EG with what I have I'd look at the desk in front of me. PC, monitor 1, monitor 2, printer, broadband thingy, speakers. A good £800-plus, and if I had a track record of things blowing, I'd say it was worth getting a £15 6-socket surge protector.
Next socket along: just a reading lamp, cost of a bulb about £1, cost of a 4-way surge protector £10, probably not worth it. Unless it was blowing every week, in which case it could be worth it just to avoid the inconvenience.
A UPS (Uninterruptable Power Supply) as mentioned by Lola is a battery that powers your machine and is topped up by the mains. It will filter out any surges, and if the mains goes off it will give you an hour or two of running, then tell your PC to shut down gracefully. It will cost quite a lot more, and is generally uneconomic for a small home office in the UK.
It's just a matter of weighing up the risk and the cost for each case, each on on its merits.
"which is password protected (so my neighbours can't use it for free)"
Is this really a problem in these days of unlimited download? Surely the main point of passwords is to stop people logging onto your wireless and nicking confidential information.

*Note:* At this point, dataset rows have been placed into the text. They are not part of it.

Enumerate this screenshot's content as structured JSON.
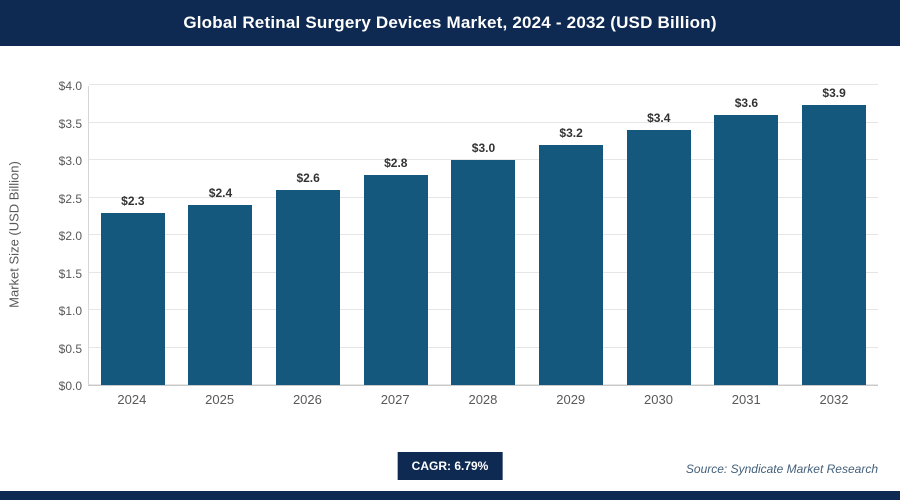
{
  "header": {
    "title": "Global Retinal Surgery Devices Market, 2024 - 2032 (USD Billion)"
  },
  "footer": {
    "cagr_label": "CAGR: 6.79%",
    "source": "Source: Syndicate Market Research"
  },
  "colors": {
    "header_bg": "#0e2a52",
    "bar": "#15587e",
    "badge_bg": "#0e2a52",
    "gridline": "#e6e6e6",
    "axis_text": "#595959"
  },
  "chart_data": {
    "type": "bar",
    "categories": [
      "2024",
      "2025",
      "2026",
      "2027",
      "2028",
      "2029",
      "2030",
      "2031",
      "2032"
    ],
    "values": [
      2.3,
      2.4,
      2.6,
      2.8,
      3.0,
      3.2,
      3.4,
      3.6,
      3.9
    ],
    "bar_labels": [
      "$2.3",
      "$2.4",
      "$2.6",
      "$2.8",
      "$3.0",
      "$3.2",
      "$3.4",
      "$3.6",
      "$3.9"
    ],
    "title": "Global Retinal Surgery Devices Market, 2024 - 2032 (USD Billion)",
    "xlabel": "",
    "ylabel": "Market Size (USD Billion)",
    "ylim": [
      0,
      4.0
    ],
    "ytick_labels": [
      "$0.0",
      "$0.5",
      "$1.0",
      "$1.5",
      "$2.0",
      "$2.5",
      "$3.0",
      "$3.5",
      "$4.0"
    ],
    "ytick_values": [
      0,
      0.5,
      1.0,
      1.5,
      2.0,
      2.5,
      3.0,
      3.5,
      4.0
    ],
    "grid": true,
    "legend": false
  }
}
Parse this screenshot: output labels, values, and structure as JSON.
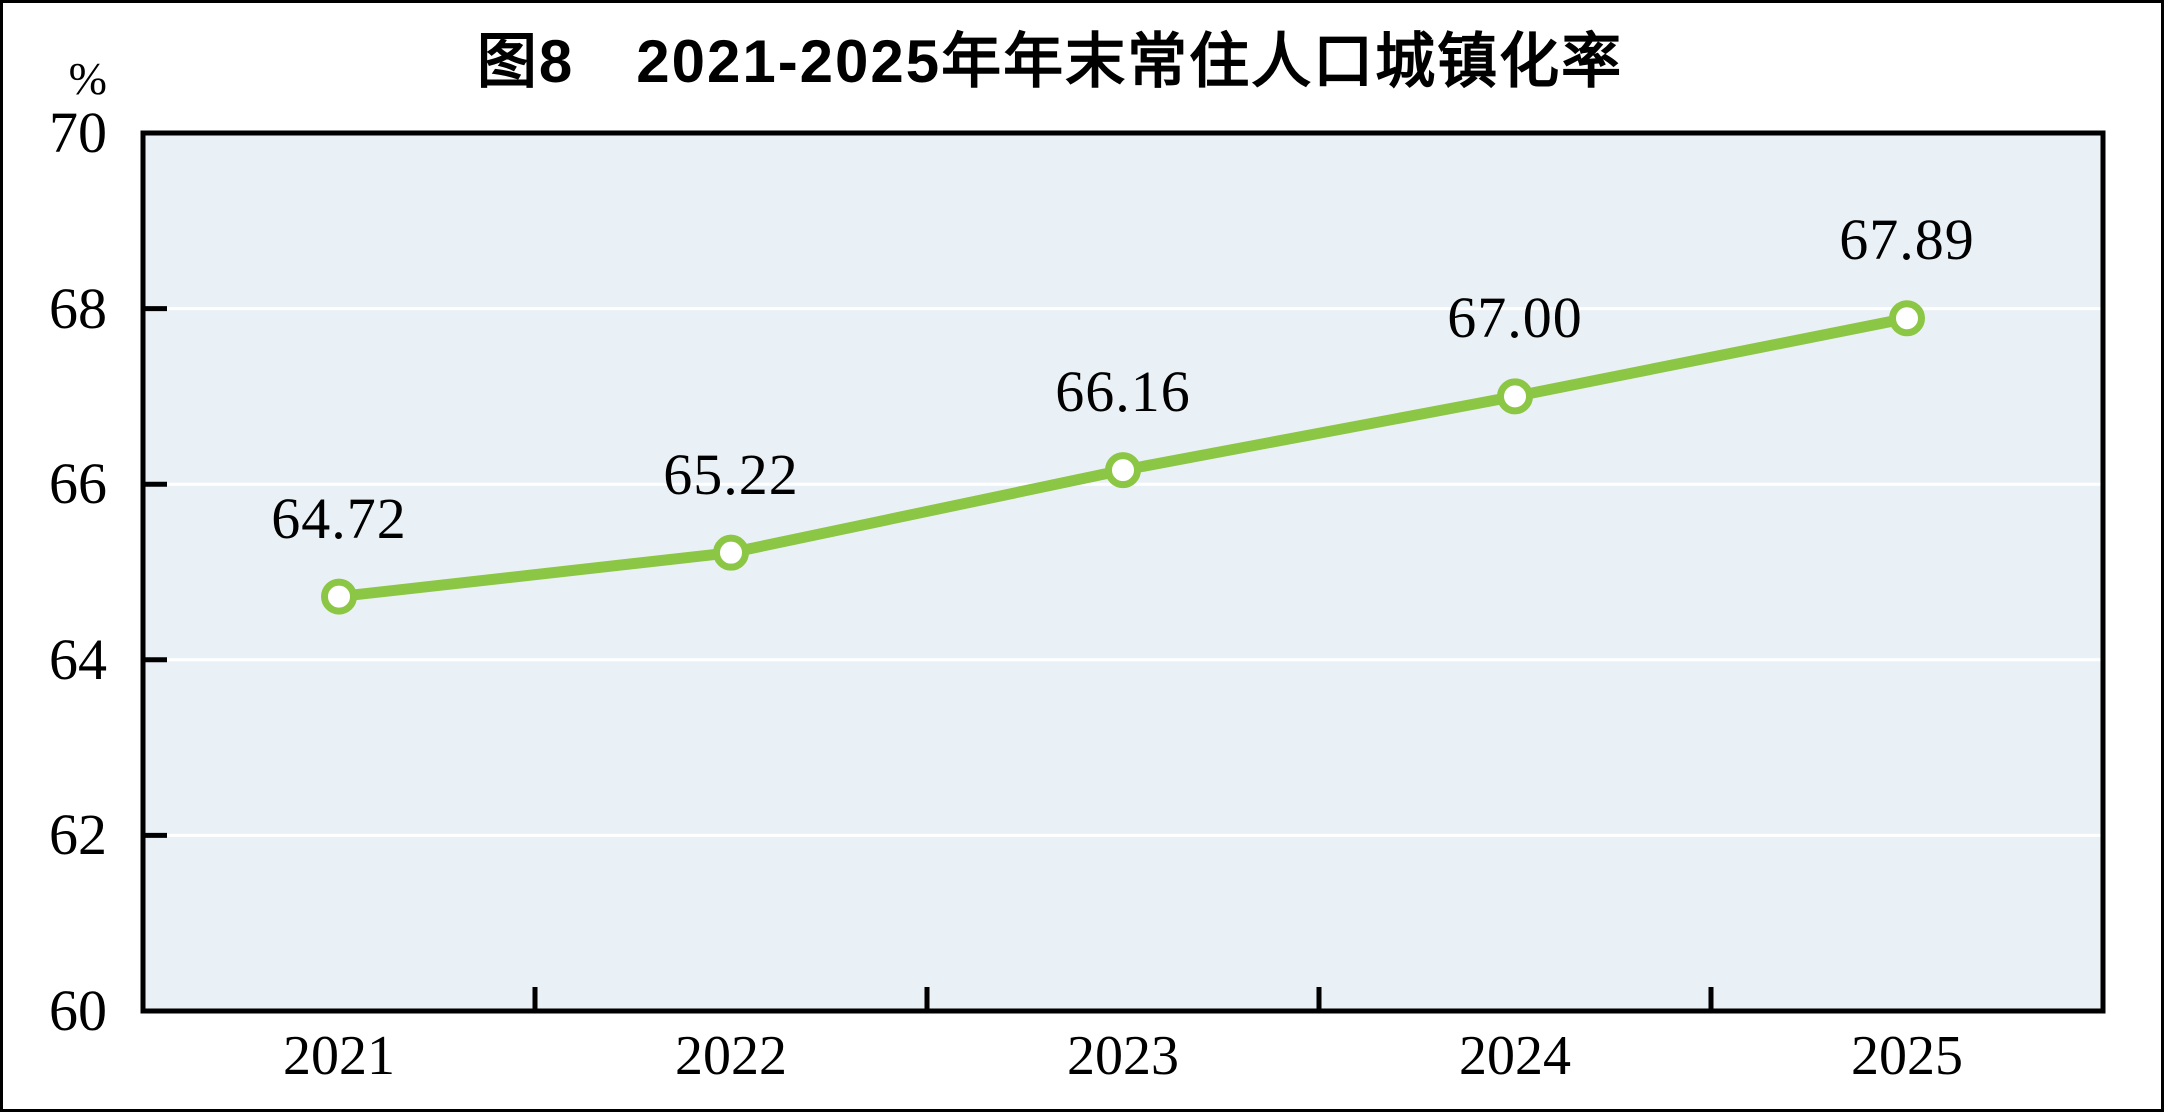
{
  "figure": {
    "title": "图8　2021-2025年年末常住人口城镇化率",
    "unit_label": "%"
  },
  "chart_data": {
    "type": "line",
    "title": "图8　2021-2025年年末常住人口城镇化率",
    "ylabel_unit": "%",
    "categories": [
      "2021",
      "2022",
      "2023",
      "2024",
      "2025"
    ],
    "values": [
      64.72,
      65.22,
      66.16,
      67.0,
      67.89
    ],
    "point_labels": [
      "64.72",
      "65.22",
      "66.16",
      "67.00",
      "67.89"
    ],
    "ylim": [
      60,
      70
    ],
    "yticks": [
      60,
      62,
      64,
      66,
      68,
      70
    ],
    "ytick_labels": [
      "60",
      "62",
      "64",
      "66",
      "68",
      "70"
    ],
    "grid": "horizontal-every-2-units",
    "legend": "none",
    "colors": {
      "line": "#8CC645",
      "marker_fill": "#FFFFFF",
      "marker_ring": "#8CC645",
      "plot_background": "#EAF1F6",
      "gridline": "#FFFFFF",
      "frame": "#000000",
      "text": "#000000"
    }
  }
}
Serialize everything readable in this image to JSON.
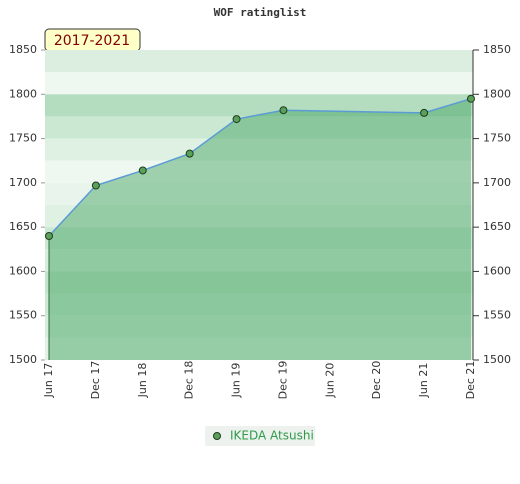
{
  "chart_data": {
    "type": "area",
    "title": "WOF ratinglist",
    "badge": "2017-2021",
    "categories": [
      "Jun 17",
      "Dec 17",
      "Jun 18",
      "Dec 18",
      "Jun 19",
      "Dec 19",
      "Jun 20",
      "Dec 20",
      "Jun 21",
      "Dec 21"
    ],
    "series": [
      {
        "name": "IKEDA Atsushi",
        "color": "#5b9bd5",
        "x": [
          "Jun 17",
          "Dec 17",
          "Jun 18",
          "Dec 18",
          "Jun 19",
          "Dec 19",
          "Jun 21",
          "Dec 21"
        ],
        "values": [
          1640,
          1697,
          1714,
          1733,
          1772,
          1782,
          1779,
          1795
        ]
      }
    ],
    "ylim": [
      1500,
      1850
    ],
    "yticks": [
      1500,
      1550,
      1600,
      1650,
      1700,
      1750,
      1800,
      1850
    ],
    "y2lim": [
      1500,
      1850
    ],
    "y2ticks": [
      1500,
      1550,
      1600,
      1650,
      1700,
      1750,
      1800,
      1850
    ]
  }
}
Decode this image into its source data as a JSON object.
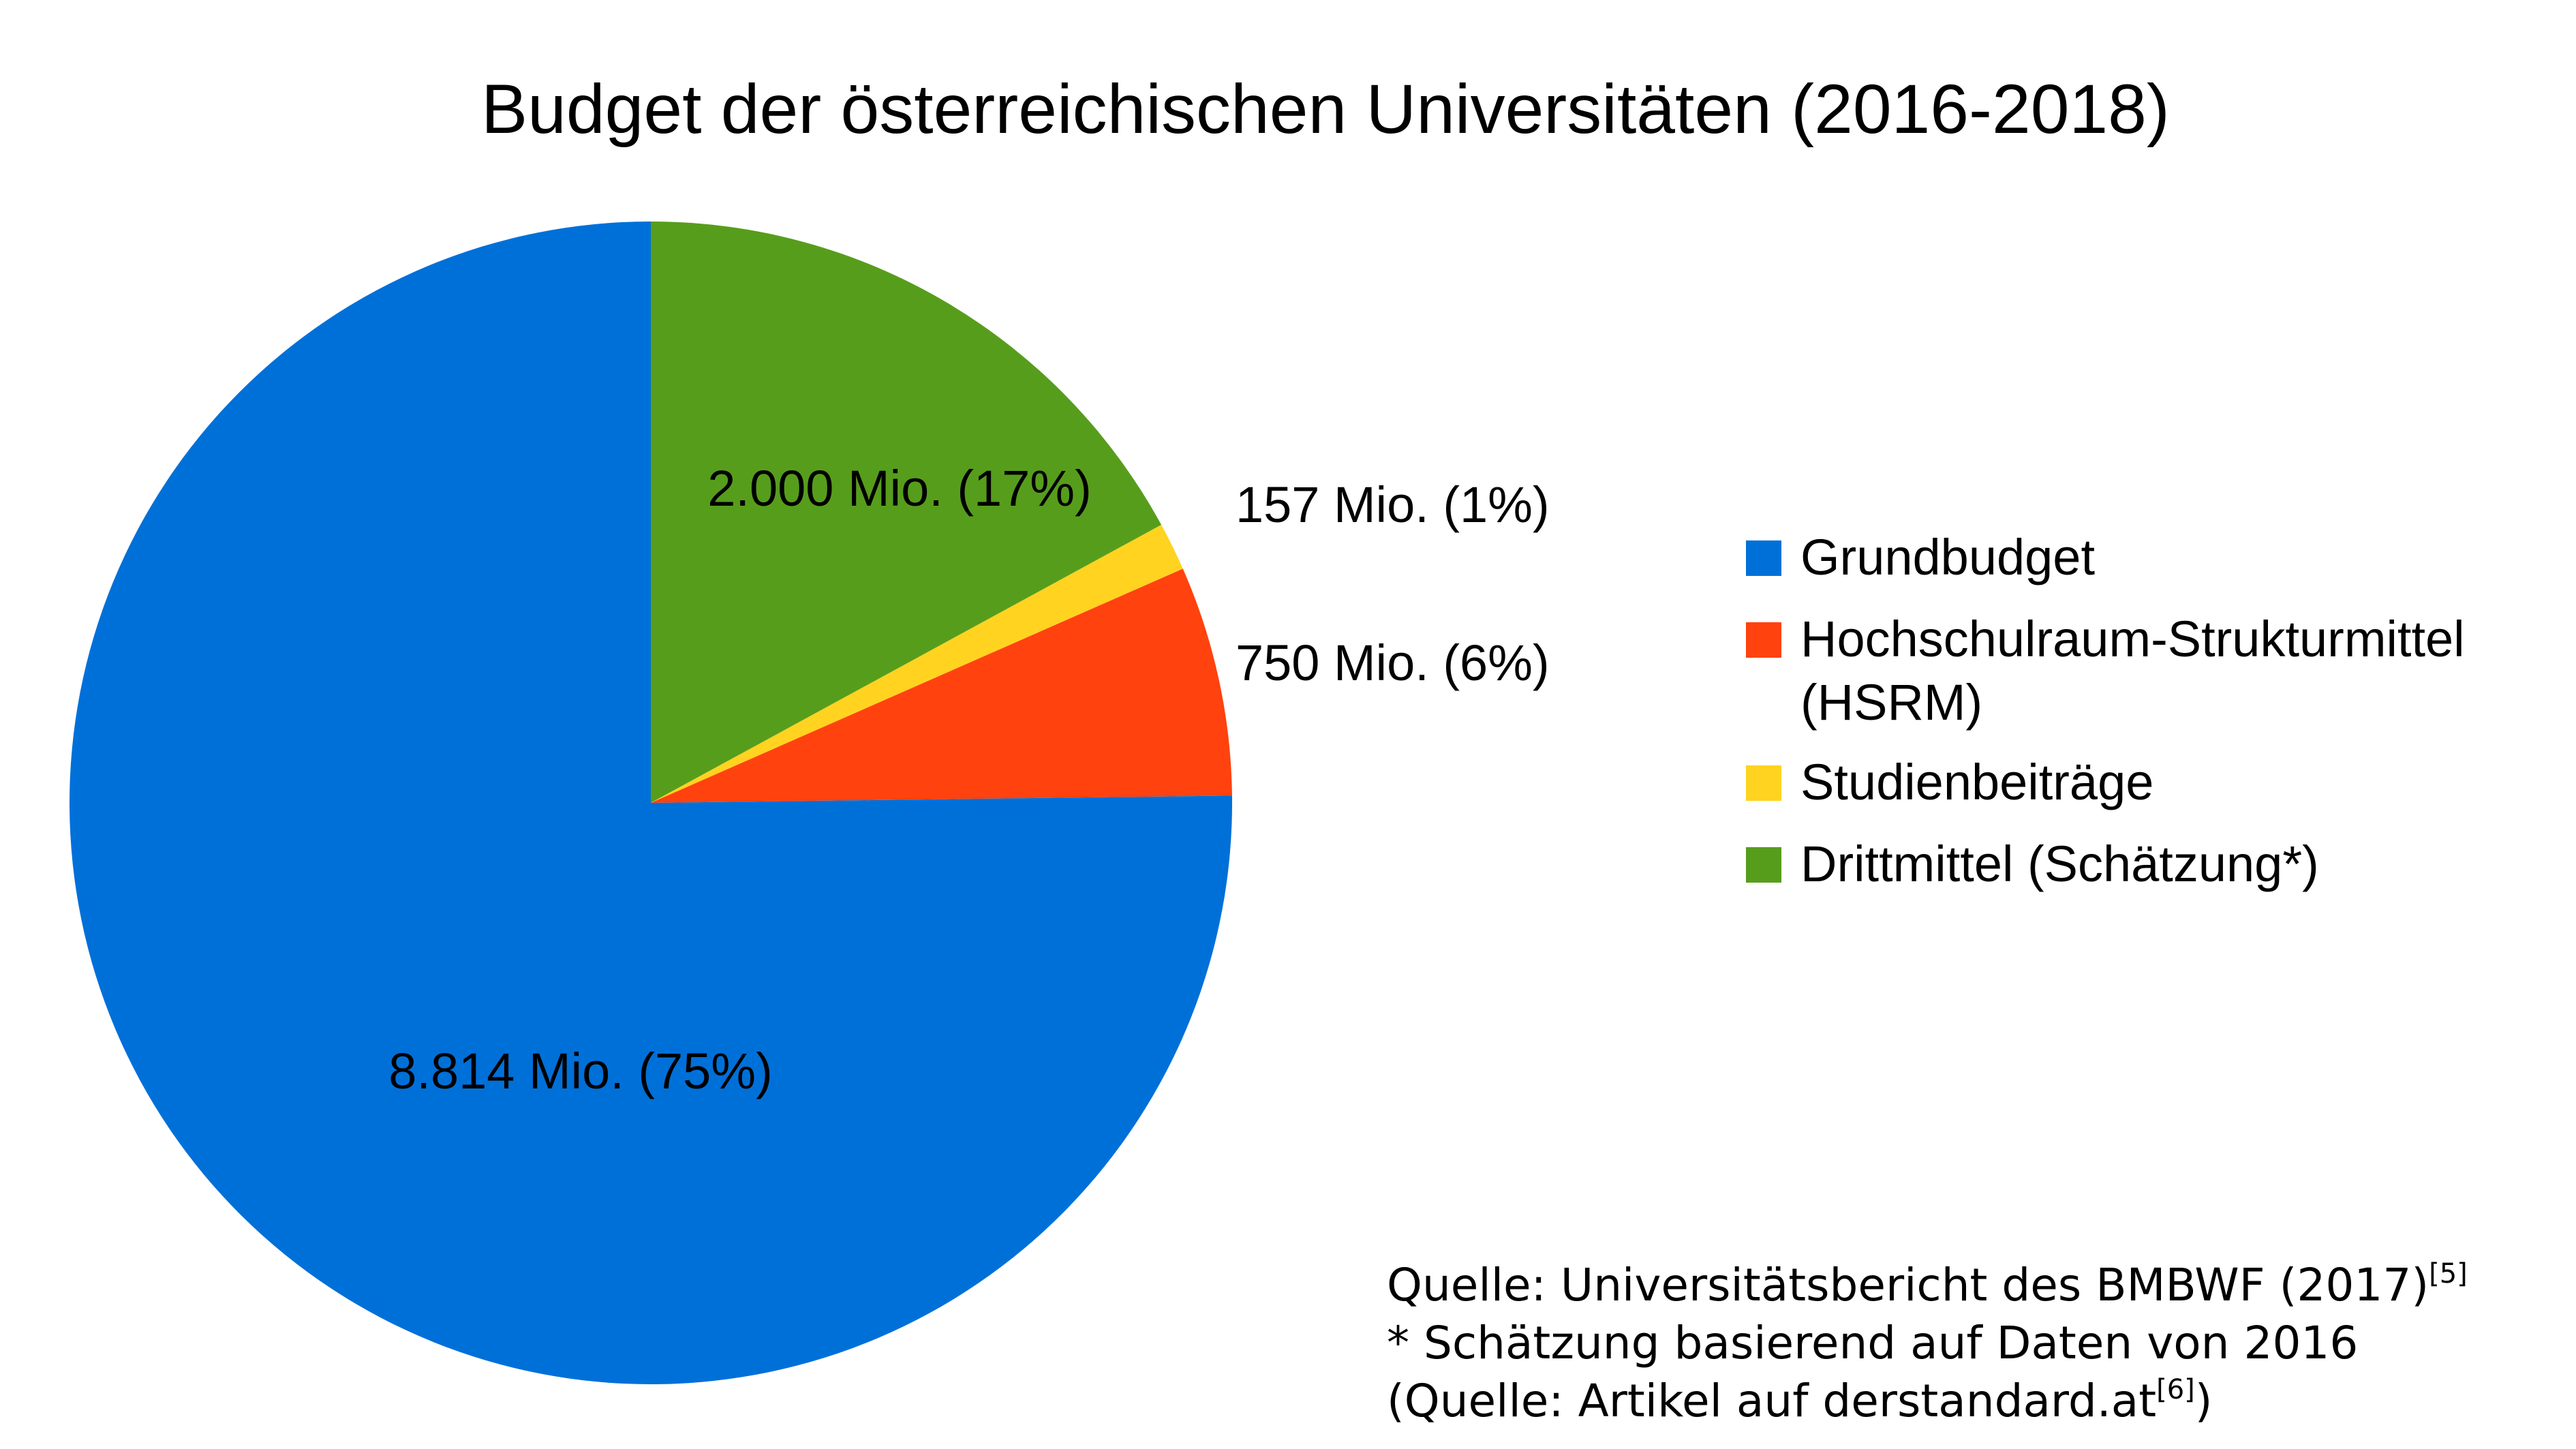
{
  "chart_data": {
    "type": "pie",
    "title": "Budget der österreichischen Universitäten (2016-2018)",
    "start_angle_deg": 0,
    "direction": "clockwise-from-top",
    "slices": [
      {
        "name": "Drittmittel (Schätzung*)",
        "value": 2000,
        "label": "2.000 Mio. (17%)",
        "color": "#579d1c"
      },
      {
        "name": "Studienbeiträge",
        "value": 157,
        "label": "157 Mio. (1%)",
        "color": "#ffd320"
      },
      {
        "name": "Hochschulraum-Strukturmittel (HSRM)",
        "value": 750,
        "label": "750 Mio. (6%)",
        "color": "#ff420e"
      },
      {
        "name": "Grundbudget",
        "value": 8814,
        "label": "8.814 Mio. (75%)",
        "color": "#0070d9"
      }
    ],
    "legend": {
      "placement": "right",
      "items": [
        {
          "lines": [
            "Grundbudget"
          ],
          "color": "#0070d9"
        },
        {
          "lines": [
            "Hochschulraum-Strukturmittel",
            "(HSRM)"
          ],
          "color": "#ff420e"
        },
        {
          "lines": [
            "Studienbeiträge"
          ],
          "color": "#ffd320"
        },
        {
          "lines": [
            "Drittmittel (Schätzung*)"
          ],
          "color": "#579d1c"
        }
      ]
    }
  },
  "source": {
    "line1": "Quelle: Universitätsbericht des BMBWF (2017)",
    "line1_ref": "[5]",
    "line2": "* Schätzung basierend auf Daten von 2016",
    "line3_pre": "(Quelle: Artikel auf derstandard.at",
    "line3_ref": "[6]",
    "line3_post": ")"
  }
}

CJN, aha, this is starting to make sense, I note that my computer etc IS plugged into a 6-way socket proudly labelled "SurgeMaster" with a green and an orange light. Maybe that's why my computer itself hasn't broken, but the wireless routers were plugged into a common or garden extension lead.
I suppose I should plug the SurgeMaster into the wall socket and then plug common or garden one into the SurgeMaster rather than the other way round (as it is at present).
B, I've no idea whether it matters either way. I could never be bothered to set up password protection on the other ones but with the new box, it is compulsory, so that saves me the bother of actively deciding to do nothing.
I can't believe you paid £80 for that, you can get them for £20 nowadays. Maybe £50 10 years ago.
Anon, I have bought three wireless routers with 4 out sockets over the past few years from Maplins on Strand, London. From memory, the cheapest was £45 and the most expensive £80.